Os "miúdos" percebem as diferenças

Paradoxalmente, a evolução tecnológica tem-nos conduzido a um patamar em que a perfeição sonora, a limpidez acústica ou os ínfimos detalhes de produção se tornem quase redundantes. Ouve-se música através de auscultadores em ficheiros mp3, ouve-se  música nas colunas dos computadores. Em Maio, o MC e produtor Xeg dizia ao Ípsilon que não se preocupara em enviar o seu último disco, "Outros Tempos", a um profissional que o misturasse: "90 por cento das pessoas, mesmo que comprem o CD, vão passá-lo para mp3 e ouvi-lo nos 'phones'. É preciso estar assim tão arranjado?", questionou. Há algumas semanas, por sua vez, o engenheiro responsável pela remasterização da discografia dos Beatles, Allan Rouse, queixava-se em Abbey Road que poucos iriam dar uma "verdadeira oportunidade" ao meticuloso trabalho de quatro anos que desenvolvera: "Gostava de pegar num desse miúdos que andam na rua com um iPod e trazê-lo aqui para ouvir as diferenças".

Estamos certos de que os "miúdos" perceberiam as diferenças.

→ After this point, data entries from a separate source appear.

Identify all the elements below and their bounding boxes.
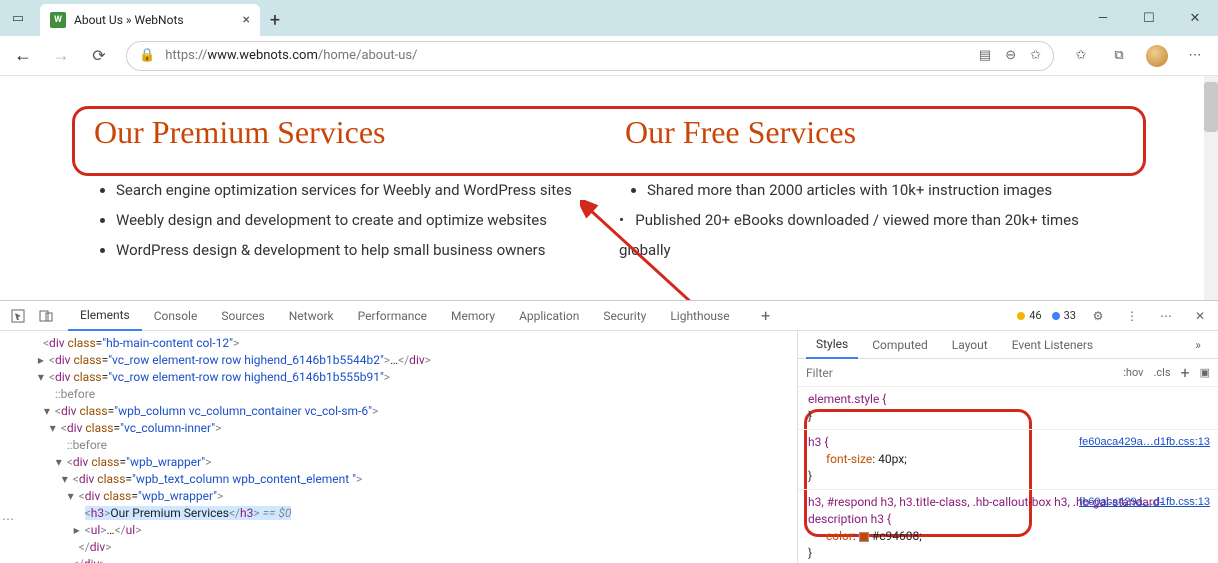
dom-line[interactable]: ▾ <div class="wpb_text_column wpb_conten…: [24, 471, 797, 488]
styles-menu-icon[interactable]: ▣: [1200, 366, 1210, 379]
list-item: Weebly design and development to create …: [116, 205, 599, 235]
address-bar[interactable]: 🔒 https://www.webnots.com/home/about-us/…: [126, 41, 1054, 71]
devtools-add-tab-icon[interactable]: +: [754, 304, 778, 328]
gear-icon[interactable]: ⚙: [1086, 304, 1110, 328]
tab-actions-icon[interactable]: ▭: [0, 0, 36, 36]
left-heading: Our Premium Services: [88, 114, 599, 151]
dom-line[interactable]: ▾ <div class="vc_row element-row row hig…: [24, 369, 797, 386]
hov-toggle[interactable]: :hov: [1123, 366, 1143, 379]
more-icon[interactable]: ⋯: [1178, 39, 1212, 73]
devtools-tab-network[interactable]: Network: [277, 301, 346, 331]
dom-tree[interactable]: ⋯ <div class="hb-main-content col-12"> ▸…: [0, 331, 798, 563]
dom-line[interactable]: <div class="hb-main-content col-12">: [24, 335, 797, 352]
stylesheet-link[interactable]: fe60aca429a…d1fb.css:13: [1079, 494, 1210, 511]
devtools-tab-security[interactable]: Security: [591, 301, 658, 331]
styles-more-tabs-icon[interactable]: »: [1186, 333, 1210, 357]
dom-line[interactable]: ::before: [24, 386, 797, 403]
maximize-icon[interactable]: ☐: [1126, 0, 1172, 36]
right-list: Shared more than 2000 articles with 10k+…: [619, 175, 1130, 205]
cls-toggle[interactable]: .cls: [1154, 366, 1171, 379]
list-item: Search engine optimization services for …: [116, 175, 599, 205]
devtools-tab-sources[interactable]: Sources: [209, 301, 276, 331]
minimize-icon[interactable]: —: [1080, 0, 1126, 36]
star-icon[interactable]: ✩: [1030, 48, 1041, 63]
devtools-tab-elements[interactable]: Elements: [68, 301, 142, 331]
favicon-icon: W: [50, 12, 66, 28]
close-tab-icon[interactable]: ×: [243, 12, 250, 28]
right-heading: Our Free Services: [619, 114, 1130, 151]
zoom-icon[interactable]: ⊖: [1005, 48, 1016, 63]
back-button[interactable]: ←: [6, 39, 40, 73]
dom-line[interactable]: <h3>Our Premium Services</h3> == $0: [24, 505, 797, 522]
list-item: WordPress design & development to help s…: [116, 235, 599, 265]
styles-panel: Styles Computed Layout Event Listeners »…: [798, 331, 1218, 563]
browser-titlebar: ▭ W About Us » WebNots × + — ☐ ✕: [0, 0, 1218, 36]
favorites-icon[interactable]: ✩: [1064, 39, 1098, 73]
dom-line[interactable]: </div>: [24, 539, 797, 556]
devtools-tab-performance[interactable]: Performance: [346, 301, 439, 331]
left-column: Our Premium Services Search engine optim…: [88, 114, 599, 265]
dom-line[interactable]: </div>: [24, 556, 797, 563]
styles-filter-input[interactable]: [806, 366, 1113, 380]
dom-line[interactable]: ▾ <div class="vc_column-inner">: [24, 420, 797, 437]
lock-icon: 🔒: [139, 48, 155, 63]
right-column: Our Free Services Shared more than 2000 …: [619, 114, 1130, 265]
browser-tab[interactable]: W About Us » WebNots ×: [40, 4, 260, 36]
profile-avatar[interactable]: [1140, 39, 1174, 73]
devtools-tab-memory[interactable]: Memory: [439, 301, 507, 331]
devtools-tabs: Elements Console Sources Network Perform…: [0, 301, 1218, 331]
left-list: Search engine optimization services for …: [88, 175, 599, 265]
css-rules[interactable]: element.style { } fe60aca429a…d1fb.css:1…: [798, 387, 1218, 563]
reader-icon[interactable]: ▤: [979, 48, 991, 63]
styles-tab-events[interactable]: Event Listeners: [1002, 331, 1103, 359]
collections-icon[interactable]: ⧉: [1102, 39, 1136, 73]
tab-title: About Us » WebNots: [74, 13, 235, 27]
reload-button[interactable]: ⟳: [82, 39, 116, 73]
rule-element-style: element.style { }: [798, 387, 1218, 430]
devtools-tab-lighthouse[interactable]: Lighthouse: [658, 301, 741, 331]
rule-h3-fontsize: fe60aca429a…d1fb.css:13 h3 { font-size: …: [798, 430, 1218, 490]
browser-toolbar: ← → ⟳ 🔒 https://www.webnots.com/home/abo…: [0, 36, 1218, 76]
stylesheet-link[interactable]: fe60aca429a…d1fb.css:13: [1079, 434, 1210, 451]
dom-line[interactable]: ▸ <div class="vc_row element-row row hig…: [24, 352, 797, 369]
devtools-menu-icon[interactable]: ⋮: [1120, 304, 1144, 328]
device-icon[interactable]: [34, 304, 58, 328]
new-tab-button[interactable]: +: [260, 4, 290, 36]
warnings-badge[interactable]: 46: [1017, 309, 1041, 322]
page-content: Our Premium Services Search engine optim…: [0, 76, 1218, 265]
styles-tab-layout[interactable]: Layout: [942, 331, 998, 359]
url-text: https://www.webnots.com/home/about-us/: [165, 48, 969, 63]
dom-line[interactable]: ::before: [24, 437, 797, 454]
inspect-icon[interactable]: [6, 304, 30, 328]
dom-line[interactable]: ▾ <div class="wpb_wrapper">: [24, 454, 797, 471]
styles-tab-styles[interactable]: Styles: [806, 331, 858, 359]
styles-tab-computed[interactable]: Computed: [862, 331, 938, 359]
overflow-dots-icon: ⋯: [2, 511, 13, 528]
devtools-more-icon[interactable]: ⋯: [1154, 304, 1178, 328]
list-item: • Published 20+ eBooks downloaded / view…: [619, 205, 1130, 265]
devtools-close-icon[interactable]: ✕: [1188, 304, 1212, 328]
devtools-panel: Elements Console Sources Network Perform…: [0, 300, 1218, 563]
dom-line[interactable]: ▸ <ul>…</ul>: [24, 522, 797, 539]
dom-line[interactable]: ▾ <div class="wpb_wrapper">: [24, 488, 797, 505]
forward-button[interactable]: →: [44, 39, 78, 73]
messages-badge[interactable]: 33: [1052, 309, 1076, 322]
devtools-tab-console[interactable]: Console: [142, 301, 210, 331]
list-item: Shared more than 2000 articles with 10k+…: [647, 175, 1130, 205]
dom-line[interactable]: ▾ <div class="wpb_column vc_column_conta…: [24, 403, 797, 420]
color-swatch-icon[interactable]: [859, 532, 869, 542]
devtools-tab-application[interactable]: Application: [507, 301, 591, 331]
close-window-icon[interactable]: ✕: [1172, 0, 1218, 36]
new-rule-icon[interactable]: +: [1181, 363, 1190, 382]
rule-h3-color: fe60aca429a…d1fb.css:13 h3, #respond h3,…: [798, 490, 1218, 563]
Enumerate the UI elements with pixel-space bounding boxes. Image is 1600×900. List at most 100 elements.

De resto, muitos deles terão até em casa uma aparelhagem razoável, com um amplificador razoável e uma colunas razoáveis, e recorrerão a ela de tempos a tempos, qual experiência sazonal, muito prezada, mas que não faz parte da fruição quotidiana de música. Ouviriam os Beatles remasterizados em Abbey Road, com altíssima definição sonora. Depois, regressariam a casa. Pegariam numa guitarra roufenha, utilizariam um programa democraticamente acessível a todos e gravariam umas canções que soariam tão bem no leitor de mp3 quanto na tecnologia de ponta dos estúdios de Allan Rouse. Não é isso que acontece com a música de uns No Age, punks catárticos com queda para melodias deliciosamente trauteáveis em baixa fidelidade, e de uns Wavves, mestres do abandono adolescente em glorioso e ruidoso lo-fi? Olhamos para "Wavves", o primeiro álbum, e vemos o futuro a tomar forma (parece, mas não é, um fantasma do passado): gravaram-no em cassete, um formato que, como reacção à deriva hiper-tecnológica da música no século XXI, tem ressurgido pontualmente. Os Times New Viking foram ainda mais além: depois de experimentarem a cassete, deram o grande salto em frente e gravaram o novo álbum, que sai agora, em VHS.

No início do século, maestros empalideceram ao ouvir as imperfeições das suas orquestras preservadas em cilindros de cera. Em 2009, já ninguém empalidece. Adopta-se a tecnologia, adapta-se a tecnologia, resiste-se à tecnologia. E a música evolui. Em todas as direcções, evolui. Como sempre. Mais freneticamente do que nunca.